Adaptive Manifold Clustering

TL;DR

This paper advances understanding of the Adaptive Weights Clustering method, combining adaptive clustering and manifold learning to effectively analyze high-dimensional data with complex, unbalanced clusters, supported by theoretical insights and experiments.

Contribution

It provides a theoretical analysis of AWC's efficiency in high dimensions, leveraging manifold assumptions to improve clustering performance and parameter tuning.

Findings

AWC performs well on high-dimensional data with complex cluster shapes.

Theoretical bounds depend on the intrinsic manifold dimension.

Numerical experiments validate the approach's effectiveness.

Abstract

Clustering methods seek to partition data such that elements are more similar to elements in the same cluster than to elements in different clusters.

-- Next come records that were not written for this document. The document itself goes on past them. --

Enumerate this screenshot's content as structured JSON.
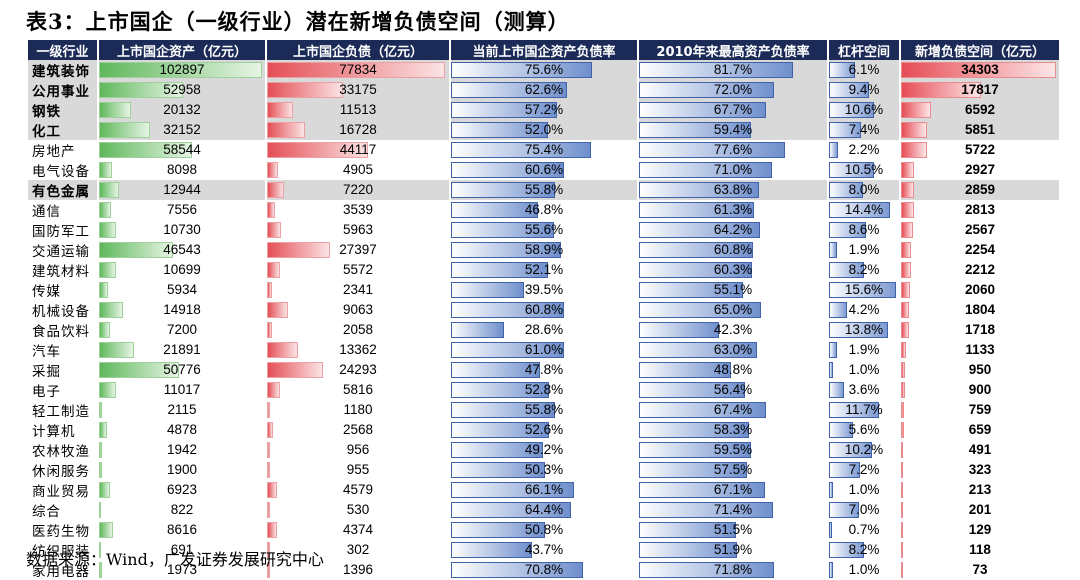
{
  "title": "表3：上市国企（一级行业）潜在新增负债空间（测算）",
  "source": "数据来源：Wind，广发证券发展研究中心",
  "columns": [
    "一级行业",
    "上市国企资产（亿元）",
    "上市国企负债（亿元）",
    "当前上市国企资产负债率",
    "2010年来最高资产负债率",
    "杠杆空间",
    "新增负债空间（亿元）"
  ],
  "colors": {
    "header": "#1b2a57",
    "asset": "#5fb85b",
    "debt": "#e44f56",
    "ratio": "#6f8fcc",
    "new_debt": "#e64c55"
  },
  "rows": [
    {
      "industry": "建筑装饰",
      "asset": 102897,
      "debt": 77834,
      "ratio": "75.6%",
      "max_ratio": "81.7%",
      "leverage": "6.1%",
      "new_debt": 34303
    },
    {
      "industry": "公用事业",
      "asset": 52958,
      "debt": 33175,
      "ratio": "62.6%",
      "max_ratio": "72.0%",
      "leverage": "9.4%",
      "new_debt": 17817
    },
    {
      "industry": "钢铁",
      "asset": 20132,
      "debt": 11513,
      "ratio": "57.2%",
      "max_ratio": "67.7%",
      "leverage": "10.6%",
      "new_debt": 6592
    },
    {
      "industry": "化工",
      "asset": 32152,
      "debt": 16728,
      "ratio": "52.0%",
      "max_ratio": "59.4%",
      "leverage": "7.4%",
      "new_debt": 5851
    },
    {
      "industry": "房地产",
      "asset": 58544,
      "debt": 44117,
      "ratio": "75.4%",
      "max_ratio": "77.6%",
      "leverage": "2.2%",
      "new_debt": 5722
    },
    {
      "industry": "电气设备",
      "asset": 8098,
      "debt": 4905,
      "ratio": "60.6%",
      "max_ratio": "71.0%",
      "leverage": "10.5%",
      "new_debt": 2927
    },
    {
      "industry": "有色金属",
      "asset": 12944,
      "debt": 7220,
      "ratio": "55.8%",
      "max_ratio": "63.8%",
      "leverage": "8.0%",
      "new_debt": 2859
    },
    {
      "industry": "通信",
      "asset": 7556,
      "debt": 3539,
      "ratio": "46.8%",
      "max_ratio": "61.3%",
      "leverage": "14.4%",
      "new_debt": 2813
    },
    {
      "industry": "国防军工",
      "asset": 10730,
      "debt": 5963,
      "ratio": "55.6%",
      "max_ratio": "64.2%",
      "leverage": "8.6%",
      "new_debt": 2567
    },
    {
      "industry": "交通运输",
      "asset": 46543,
      "debt": 27397,
      "ratio": "58.9%",
      "max_ratio": "60.8%",
      "leverage": "1.9%",
      "new_debt": 2254
    },
    {
      "industry": "建筑材料",
      "asset": 10699,
      "debt": 5572,
      "ratio": "52.1%",
      "max_ratio": "60.3%",
      "leverage": "8.2%",
      "new_debt": 2212
    },
    {
      "industry": "传媒",
      "asset": 5934,
      "debt": 2341,
      "ratio": "39.5%",
      "max_ratio": "55.1%",
      "leverage": "15.6%",
      "new_debt": 2060
    },
    {
      "industry": "机械设备",
      "asset": 14918,
      "debt": 9063,
      "ratio": "60.8%",
      "max_ratio": "65.0%",
      "leverage": "4.2%",
      "new_debt": 1804
    },
    {
      "industry": "食品饮料",
      "asset": 7200,
      "debt": 2058,
      "ratio": "28.6%",
      "max_ratio": "42.3%",
      "leverage": "13.8%",
      "new_debt": 1718
    },
    {
      "industry": "汽车",
      "asset": 21891,
      "debt": 13362,
      "ratio": "61.0%",
      "max_ratio": "63.0%",
      "leverage": "1.9%",
      "new_debt": 1133
    },
    {
      "industry": "采掘",
      "asset": 50776,
      "debt": 24293,
      "ratio": "47.8%",
      "max_ratio": "48.8%",
      "leverage": "1.0%",
      "new_debt": 950
    },
    {
      "industry": "电子",
      "asset": 11017,
      "debt": 5816,
      "ratio": "52.8%",
      "max_ratio": "56.4%",
      "leverage": "3.6%",
      "new_debt": 900
    },
    {
      "industry": "轻工制造",
      "asset": 2115,
      "debt": 1180,
      "ratio": "55.8%",
      "max_ratio": "67.4%",
      "leverage": "11.7%",
      "new_debt": 759
    },
    {
      "industry": "计算机",
      "asset": 4878,
      "debt": 2568,
      "ratio": "52.6%",
      "max_ratio": "58.3%",
      "leverage": "5.6%",
      "new_debt": 659
    },
    {
      "industry": "农林牧渔",
      "asset": 1942,
      "debt": 956,
      "ratio": "49.2%",
      "max_ratio": "59.5%",
      "leverage": "10.2%",
      "new_debt": 491
    },
    {
      "industry": "休闲服务",
      "asset": 1900,
      "debt": 955,
      "ratio": "50.3%",
      "max_ratio": "57.5%",
      "leverage": "7.2%",
      "new_debt": 323
    },
    {
      "industry": "商业贸易",
      "asset": 6923,
      "debt": 4579,
      "ratio": "66.1%",
      "max_ratio": "67.1%",
      "leverage": "1.0%",
      "new_debt": 213
    },
    {
      "industry": "综合",
      "asset": 822,
      "debt": 530,
      "ratio": "64.4%",
      "max_ratio": "71.4%",
      "leverage": "7.0%",
      "new_debt": 201
    },
    {
      "industry": "医药生物",
      "asset": 8616,
      "debt": 4374,
      "ratio": "50.8%",
      "max_ratio": "51.5%",
      "leverage": "0.7%",
      "new_debt": 129
    },
    {
      "industry": "纺织服装",
      "asset": 691,
      "debt": 302,
      "ratio": "43.7%",
      "max_ratio": "51.9%",
      "leverage": "8.2%",
      "new_debt": 118
    },
    {
      "industry": "家用电器",
      "asset": 1973,
      "debt": 1396,
      "ratio": "70.8%",
      "max_ratio": "71.8%",
      "leverage": "1.0%",
      "new_debt": 73
    }
  ],
  "highlighted_rows": [
    "建筑装饰",
    "公用事业",
    "钢铁",
    "化工",
    "有色金属"
  ]
}
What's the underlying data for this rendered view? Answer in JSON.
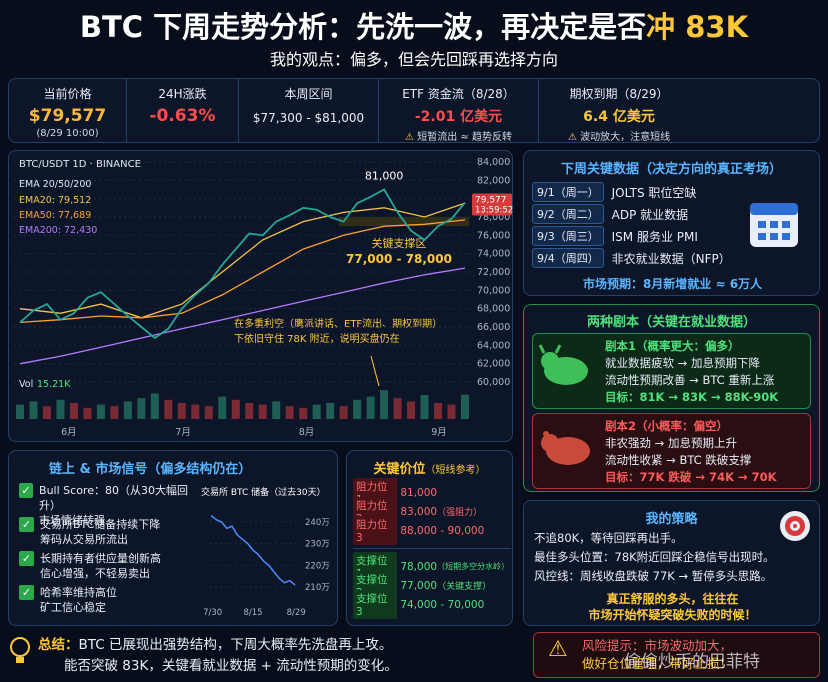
{
  "header": {
    "title": "BTC 下周走势分析：先洗一波，再决定是否",
    "title_highlight": "冲 83K",
    "subtitle": "我的观点：偏多，但会先回踩再选择方向"
  },
  "stats": [
    {
      "label": "当前价格",
      "value": "$79,577",
      "note": "(8/29 10:00)"
    },
    {
      "label": "24H涨跌",
      "value": "-0.63%"
    },
    {
      "label": "本周区间",
      "value": "$77,300 - $81,000"
    },
    {
      "label": "ETF 资金流（8/28）",
      "value": "-2.01 亿美元",
      "note": "短暂流出 ≈ 趋势反转"
    },
    {
      "label": "期权到期（8/29）",
      "value": "6.4 亿美元",
      "note": "波动放大，注意短线"
    }
  ],
  "chart_data": [
    {
      "type": "line",
      "title": "BTC/USDT 1D · BINANCE",
      "ema_title": "EMA 20/50/200",
      "color": "#26a69a",
      "values": [
        66500,
        67800,
        68500,
        66800,
        67500,
        69200,
        69800,
        68500,
        67200,
        66000,
        64800,
        65800,
        68000,
        69500,
        70800,
        72800,
        74500,
        76200,
        76000,
        77500,
        78200,
        79000,
        78800,
        78000,
        77500,
        79500,
        80200,
        81000,
        78500,
        76500,
        75500,
        77000,
        77800,
        79577
      ],
      "series": [
        {
          "name": "EMA20: 79,512",
          "color": "#f5c542",
          "values": [
            68000,
            67500,
            68500,
            67000,
            68500,
            72000,
            75500,
            77500,
            78500,
            79000,
            78000,
            79512
          ]
        },
        {
          "name": "EMA50: 77,689",
          "color": "#ff9f2e",
          "values": [
            66500,
            66800,
            67200,
            67000,
            67500,
            69500,
            72000,
            74500,
            76000,
            77000,
            77200,
            77689
          ]
        },
        {
          "name": "EMA200: 72,430",
          "color": "#b57bff",
          "values": [
            62000,
            62800,
            63800,
            64800,
            65800,
            66800,
            67800,
            68800,
            69800,
            70800,
            71700,
            72430
          ]
        }
      ],
      "x_labels": [
        "6月",
        "7月",
        "8月",
        "9月"
      ],
      "ylim": [
        60000,
        84000
      ],
      "yticks": [
        {
          "value": 84000,
          "label": "84,000"
        },
        {
          "value": 82000,
          "label": "82,000"
        },
        {
          "value": 80000,
          "label": "80,000"
        },
        {
          "value": 78000,
          "label": "78,000"
        },
        {
          "value": 76000,
          "label": "76,000"
        },
        {
          "value": 74000,
          "label": "74,000"
        },
        {
          "value": 72000,
          "label": "72,000"
        },
        {
          "value": 70000,
          "label": "70,000"
        },
        {
          "value": 68000,
          "label": "68,000"
        },
        {
          "value": 66000,
          "label": "66,000"
        },
        {
          "value": 64000,
          "label": "64,000"
        },
        {
          "value": 62000,
          "label": "62,000"
        },
        {
          "value": 60000,
          "label": "60,000"
        }
      ],
      "grid": true,
      "last_price_label": "79,577",
      "last_price_time": "13:59:52",
      "peak_label": "81,000",
      "support_title": "关键支撑区",
      "support_range": "77,000 - 78,000",
      "note": [
        "在多重利空（鹰派讲话、ETF流出、期权到期）",
        "下依旧守住 78K 附近，说明买盘仍在"
      ],
      "volume": {
        "label": "Vol",
        "last_label": "15.21K",
        "color": "#7a2a33",
        "values": [
          9,
          11,
          8,
          12,
          10,
          7,
          9,
          8,
          11,
          13,
          16,
          12,
          10,
          9,
          8,
          14,
          12,
          10,
          9,
          11,
          8,
          7,
          9,
          10,
          8,
          12,
          14,
          18,
          13,
          11,
          15,
          10,
          9,
          15.21
        ]
      }
    },
    {
      "type": "line",
      "title": "交易所 BTC 储备（过去30天）",
      "color": "#4a8cff",
      "values": [
        243,
        241,
        240,
        237,
        238,
        234,
        232,
        230,
        227,
        225,
        222,
        220,
        217,
        214,
        212,
        213,
        211
      ],
      "x_labels": [
        "7/30",
        "8/15",
        "8/29"
      ],
      "ylim": [
        205,
        245
      ],
      "yticks": [
        {
          "value": 240,
          "label": "240万"
        },
        {
          "value": 230,
          "label": "230万"
        },
        {
          "value": 220,
          "label": "220万"
        },
        {
          "value": 210,
          "label": "210万"
        }
      ]
    }
  ],
  "key_data": {
    "title": "下周关键数据（决定方向的真正考场）",
    "rows": [
      [
        "9/1",
        "（周一）",
        "JOLTS 职位空缺"
      ],
      [
        "9/2",
        "（周二）",
        "ADP 就业数据"
      ],
      [
        "9/3",
        "（周三）",
        "ISM 服务业 PMI"
      ],
      [
        "9/4",
        "（周四）",
        "非农就业数据（NFP）"
      ]
    ],
    "expectation": "市场预期：8月新增就业 ≈ 6万人"
  },
  "scenarios": {
    "title": "两种剧本（关键在就业数据）",
    "items": [
      {
        "title": "剧本1（概率更大：偏多）",
        "lines": [
          "就业数据疲软 → 加息预期下降",
          "流动性预期改善 → BTC 重新上涨"
        ],
        "target": "目标：81K → 83K → 88K-90K"
      },
      {
        "title": "剧本2（小概率：偏空）",
        "lines": [
          "非农强劲 → 加息预期上升",
          "流动性收紧 → BTC 跌破支撑"
        ],
        "target": "目标：77K 跌破 → 74K → 70K"
      }
    ]
  },
  "onchain": {
    "title": "链上 & 市场信号（偏多结构仍在）",
    "items": [
      [
        "Bull Score：80（从30大幅回升）",
        "市场情绪转强"
      ],
      [
        "交易所BTC储备持续下降",
        "筹码从交易所流出"
      ],
      [
        "长期持有者供应量创新高",
        "信心增强，不轻易卖出"
      ],
      [
        "哈希率维持高位",
        "矿工信心稳定"
      ]
    ]
  },
  "levels": {
    "title": "关键价位",
    "subtitle": "（短线参考）",
    "resistance": [
      [
        "阻力位1",
        "81,000",
        ""
      ],
      [
        "阻力位2",
        "83,000",
        "（强阻力）"
      ],
      [
        "阻力位3",
        "88,000 - 90,000",
        ""
      ]
    ],
    "support": [
      [
        "支撑位1",
        "78,000",
        "（短期多空分水岭）"
      ],
      [
        "支撑位2",
        "77,000",
        "（关键支撑）"
      ],
      [
        "支撑位3",
        "74,000 - 70,000",
        ""
      ]
    ]
  },
  "strategy": {
    "title": "我的策略",
    "lines": [
      "不追80K，等待回踩再出手。",
      "最佳多头位置：78K附近回踩企稳信号出现时。",
      "风控线：周线收盘跌破 77K → 暂停多头思路。"
    ],
    "highlight": [
      "真正舒服的多头，往往在",
      "市场开始怀疑突破失败的时候！"
    ]
  },
  "footer": {
    "summary_label": "总结：",
    "summary": [
      "BTC 已展现出强势结构，下周大概率先洗盘再上攻。",
      "能否突破 83K，关键看就业数据 + 流动性预期的变化。"
    ],
    "risk": [
      "风险提示：市场波动加大，",
      "做好仓位管理，带好止损！"
    ],
    "watermark": "偷偷炒币的巴菲特"
  }
}
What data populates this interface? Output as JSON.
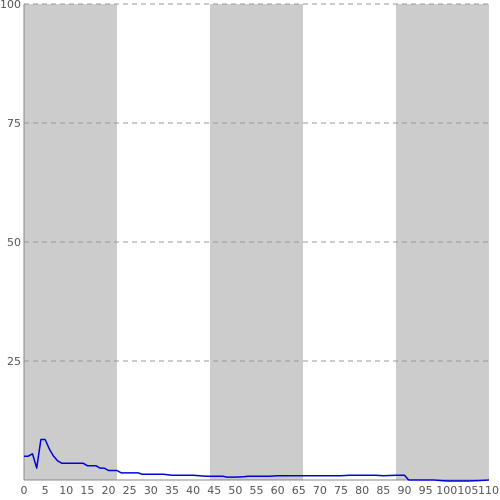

The main challenge in this task is the lack of a unified definition of a cluster, especially for high dimensional data. Different methods and approaches have been proposed to address this problem. This paper continues the study originated by Efimov, Adamyan and Spokoiny (2019) where a novel approach to adaptive nonparametric clustering called Adaptive Weights Clustering (AWC) was offered. The method allows analyzing high-dimensional data with an unknown number of unbalanced clusters of arbitrary shape under very weak modeling assumptions. The procedure demonstrates a state-of-the-art performance and is very efficient even for large data dimension D. However, the theoretical study in Efimov, Adamyan and Spokoiny (2019) is very limited and did not really address the question of efficiency. This paper makes a significant step in understanding the remarkable performance of the AWC procedure, particularly in high dimension. The approach is based on combining the ideas of adaptive clustering and manifold learning. The manifold hypothesis means that high dimensional data can be well approximated by a d-dimensional manifold for small d helping to overcome the curse of dimensionality problem and to get sharp bounds on the cluster separation which only depend on the intrinsic dimension d. We also address the problem of parameter tuning. Our general theoretical results are illustrated by some numerical experiments.